Inhale, exhale… Properly
Breath work practitioner Alice Moore shows you how.
Alternate nostril breathing
Begin each day with this mindful breathing practice to help you transition out of sleep feeling calm and clear-headed.
Sit up comfortably in bed or on the floor with your legs crossed. Place your left hand on your left knee and lift up your right hand. Exhale all air from your lungs then gently close the left nostril with your third finger. Inhale through the right nostril then close that nostril with your thumb and exhale through your left nostril. Then inhale through the left nostril and repeat the cycle for five minutes. Always finish with an exhale on the left side.
Throughout the day
The 5-5-3 method
When done regularly, this simple technique will help you breathe better, as well as regulating your nervous system and stress levels. Aim for three times a day, every day, ideally before eating. Do it while making tea or showering.
Breathe in through the nose for five seconds and out through the mouth for five seconds. Repeat this for five minutes.

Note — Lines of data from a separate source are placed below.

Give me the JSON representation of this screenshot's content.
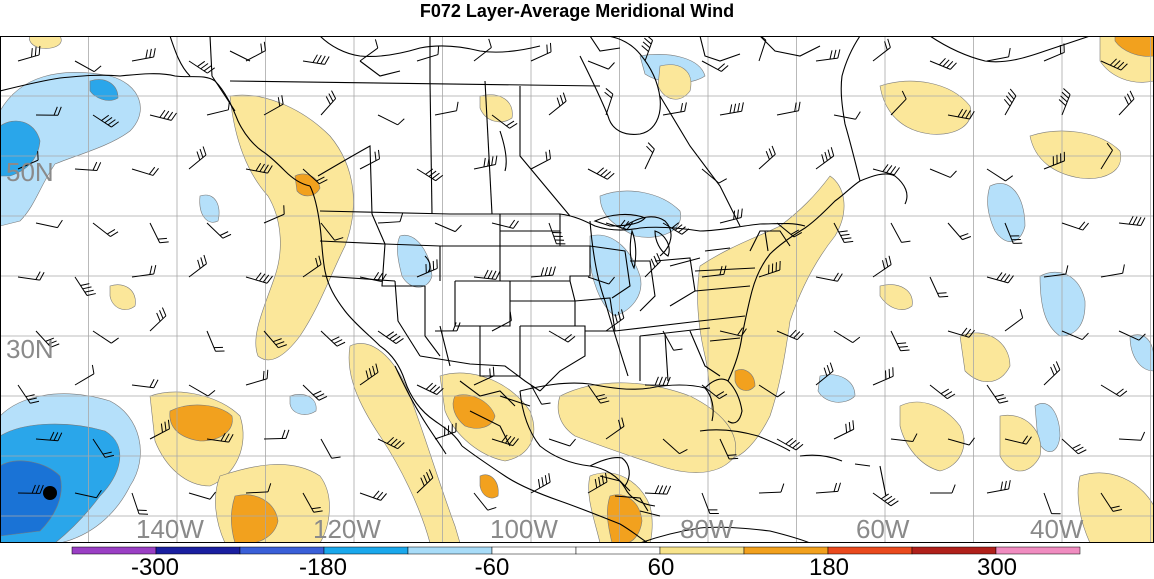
{
  "title": "F072 Layer-Average Meridional Wind",
  "lat_labels": [
    "50N",
    "30N"
  ],
  "lon_labels": [
    "140W",
    "120W",
    "100W",
    "80W",
    "60W",
    "40W"
  ],
  "colorbar": {
    "ticks": [
      "-300",
      "-180",
      "-60",
      "60",
      "180",
      "300"
    ],
    "colors": [
      "#9a3fc4",
      "#1a1fa0",
      "#3a5fd8",
      "#1aa8ec",
      "#a8dcf8",
      "#ffffff",
      "#ffffff",
      "#f8e48c",
      "#f2a11e",
      "#ea4a1e",
      "#b0201a",
      "#f08cc0"
    ]
  },
  "fill_colors": {
    "pos1": "#fbe79a",
    "pos2": "#f2a11e",
    "neg1": "#b5e0fa",
    "neg2": "#2aa6ea",
    "neg3": "#1a73d6"
  }
}
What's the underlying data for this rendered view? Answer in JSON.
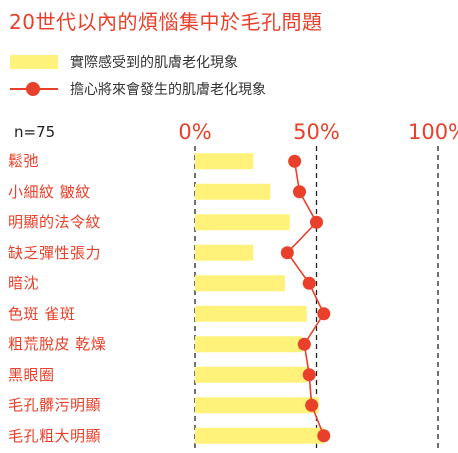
{
  "chart_data": {
    "type": "bar",
    "title": "20世代以內的煩惱集中於毛孔問題",
    "sample_label": "n=75",
    "categories": [
      "鬆弛",
      "小細紋 皺紋",
      "明顯的法令紋",
      "缺乏彈性張力",
      "暗沈",
      "色斑 雀斑",
      "粗荒脫皮 乾燥",
      "黑眼圈",
      "毛孔髒污明顯",
      "毛孔粗大明顯"
    ],
    "series": [
      {
        "name": "實際感受到的肌膚老化現象",
        "style": "bar",
        "values": [
          24,
          31,
          39,
          24,
          37,
          46,
          44,
          46,
          51,
          53
        ]
      },
      {
        "name": "擔心將來會發生的肌膚老化現象",
        "style": "line",
        "values": [
          41,
          43,
          50,
          38,
          47,
          53,
          45,
          47,
          48,
          53
        ]
      }
    ],
    "xlim": [
      0,
      100
    ],
    "ticks": [
      "0%",
      "50%",
      "100%"
    ],
    "tick_values": [
      0,
      50,
      100
    ],
    "grid": "dashed vertical at ticks",
    "legend_placement": "top-left",
    "colors": {
      "accent": "#e8402a",
      "bar": "#fff27a",
      "text": "#333333"
    }
  }
}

Also called box breathing, 4 x 4 breathing or four-part breath, this is often used to bring people down from a panic attack (replacing the brown paper bag method). Use it if you feel stressed or anxious during the day.
Find something square, such as a picture frame, to help visualise your breaths and focus on the moment. The technique is so named because each repetition of it has four parts, like a box. Start by slowly exhaling all of your air out, then inhale for four seconds. At the top of your breath, hold for four seconds, then exhale through your mouth for four seconds. At the bottom of your breath, hold for a final four seconds. Repeat as needed until you feel calm.
Soft belly breathing
Also known as abdominal or diaphragmatic breathing, this can help reduce tension in the neck and shoulders. It can also prepare you for sleep.
Sit or lie somewhere comfortable. If sitting, make sure your knees are bent, your back is relatively straight and your head, neck and shoulders are relaxed. If lying, bend your knees up. Place your hands on your belly, with your thumbs at the navel and your fingertips just below. Allow the belly to expand under your fingertips on the inhale and contract on the exhale. Picture a wave: it rises as the belly does and returns to the ocean as you breathe out.